MM: What do you feel has been your biggest accomplishment so far with
S: This is a big question. In a sense, I think all my biggest accomplishments are still ahead. But if I have to choose, it would probably be the ability to self-start and enjoy music independently; explore it by myself. I remember I was pretty desperate to join a band when I was 16, but it never worked out. The ability to get past this and make myself able to make music the way I envision it without bandmates or relying on anyone would be probably my greatest achievement to date. 


MM: Which are your Two favorite Albums of all time
S: I assume these changes with time. But probably Storm Corrosion’s album of the same name and Witherscape’s The Northern Sanctuary.


MM: Can you remember the first time you ever played live and how it felt to have people watching you? 
S: I have played live since I was 6 (piano/choir/solo singing). I don’t remember anymore how it felt. Stage is definitely a second home for me by now - it’s how I express and process emotions. Since the years of music school and my classical operatic training, the performance was a big part of my upbringing. Usually, on stage, I feel relieved - I have only one goal going for me and it’s to be the best performer I can be.
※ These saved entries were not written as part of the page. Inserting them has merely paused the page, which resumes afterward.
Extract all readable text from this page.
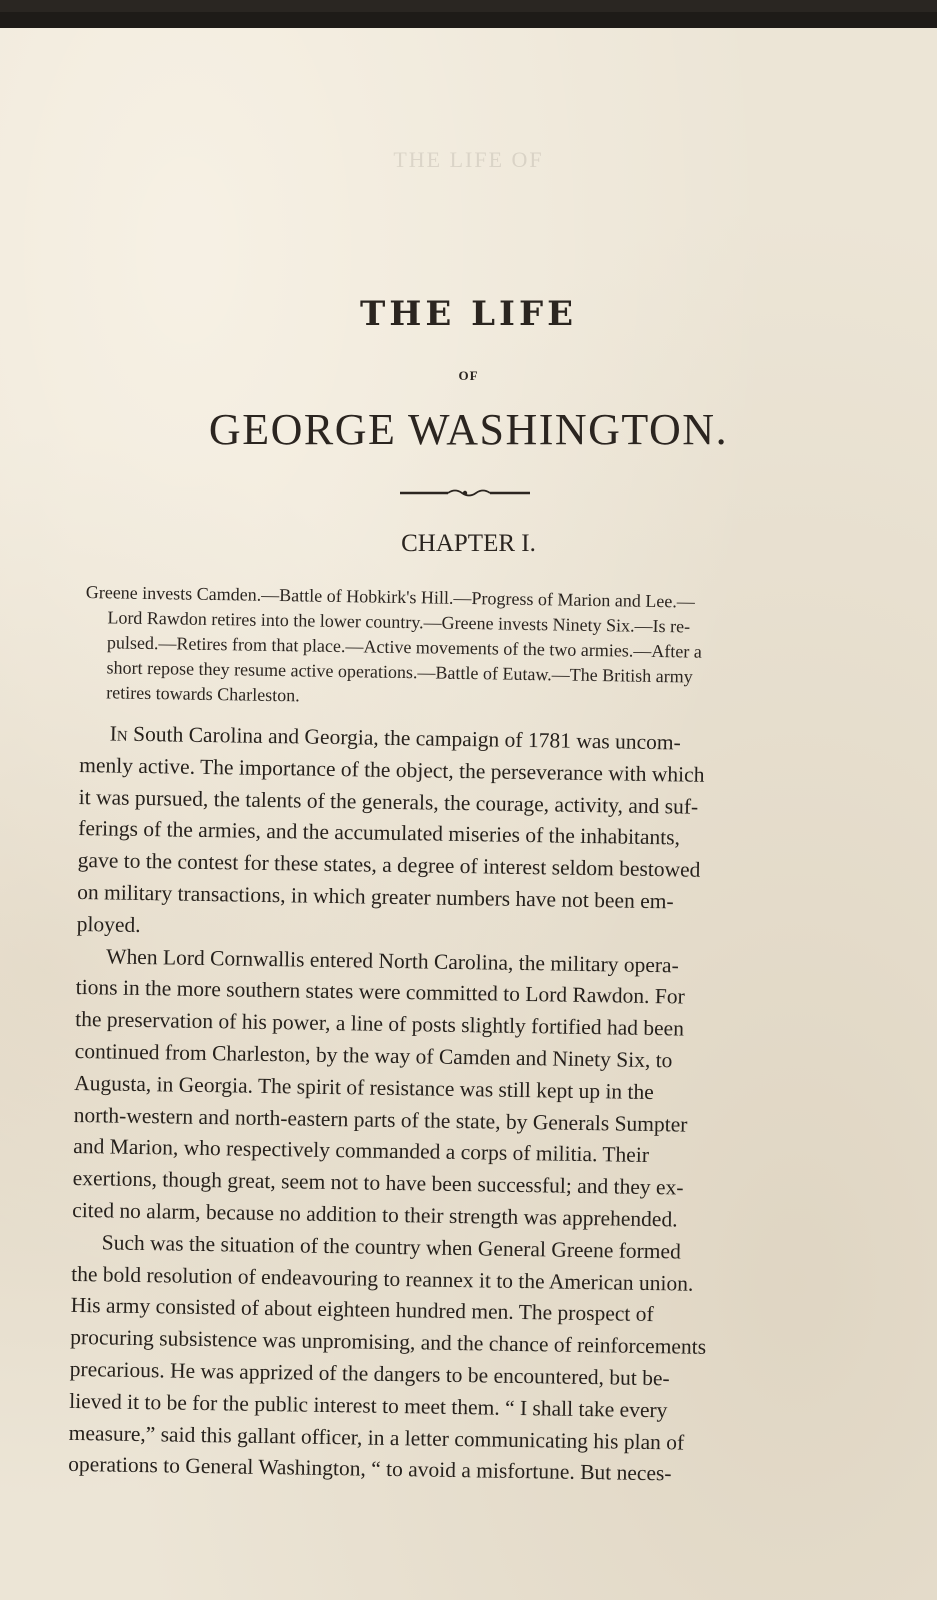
THE LIFE OF
THE LIFE
OF
GEORGE WASHINGTON.
CHAPTER I.
Greene invests Camden.—Battle of Hobkirk's Hill.—Progress of Marion and Lee.—
Lord Rawdon retires into the lower country.—Greene invests Ninety Six.—Is re-
pulsed.—Retires from that place.—Active movements of the two armies.—After a
short repose they resume active operations.—Battle of Eutaw.—The British army
retires towards Charleston.
In South Carolina and Georgia, the campaign of 1781 was uncom-
menly active. The importance of the object, the perseverance with which
it was pursued, the talents of the generals, the courage, activity, and suf-
ferings of the armies, and the accumulated miseries of the inhabitants,
gave to the contest for these states, a degree of interest seldom bestowed
on military transactions, in which greater numbers have not been em-
ployed.
When Lord Cornwallis entered North Carolina, the military opera-
tions in the more southern states were committed to Lord Rawdon. For
the preservation of his power, a line of posts slightly fortified had been
continued from Charleston, by the way of Camden and Ninety Six, to
Augusta, in Georgia. The spirit of resistance was still kept up in the
north-western and north-eastern parts of the state, by Generals Sumpter
and Marion, who respectively commanded a corps of militia. Their
exertions, though great, seem not to have been successful; and they ex-
cited no alarm, because no addition to their strength was apprehended.
Such was the situation of the country when General Greene formed
the bold resolution of endeavouring to reannex it to the American union.
His army consisted of about eighteen hundred men. The prospect of
procuring subsistence was unpromising, and the chance of reinforcements
precarious. He was apprized of the dangers to be encountered, but be-
lieved it to be for the public interest to meet them. “ I shall take every
measure,” said this gallant officer, in a letter communicating his plan of
operations to General Washington, “ to avoid a misfortune. But neces-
In that sense, playing live gives me emotional clarity.

MM: Growing up which Bands posters did you have on your bedroom wall.
I did not have any posters on my wall at all. 


MM: Who do you think influenced the world of Metal / Rock more than any other person
S: I mean, every decade has its own influences. In the beginning, it was The Beatles, then it was Black Sabbath, Iron Maiden, Rush, Judas Priest, later - Metallica/Megadeth. If you pay attention to musician interviews or biographies, pretty much every band that started in the ’80s has been influenced by Iron Maiden, Black Sabbath or Judas Priest: Mustaine was in part influenced by Iron Maiden, for example, Petrucci was influenced by Maiden. TypO-Negative was influenced by The Beatles. It’s only now we have an entire rainbow of bands to choose our influences from, but all our “heroes” and influences essentially would list as one of the bands listed above as their inspiration.
Personally I think Maiden had probably the broadest appeal, but that’s my personal opinion. And I don’t think that a single person can influence the entire scene. Excitement usually comes from collaboration and idea exchange. So if there’s something that made such an impact on the global rock/metal scene, it would probably be a band and not a person. 


MM: What's the most important thing for the band right now?
S;Probably, my sanity. Things have been moving very fast and very unpredictably. Balance can be sometimes hard to maintain, but nonetheless, it’s necessary. 


MM:If you could do a cover of any song which one would it be and why?
S:All Things Will Pass by Opeth. I am actually currently making a cover of this song. Why? I am not really sure, it has emotional significance to me somehow. 


MM: Tell us why we should buy and listen to your Band
S:You don’t have to buy or listen to anything :) But you might find it captivating or appealing. I don’t make music for sale, I make it because it’s a part of how I process the world. If it moves you - my music did it’s part already. 


MM: Four words to describe Subterranea
S:Haunting, visceral, dark, mad


Final Words for your fans and our readers
S:Be compassionate. One should strive to act with compassion and empathy toward all creatures in accordance with reason.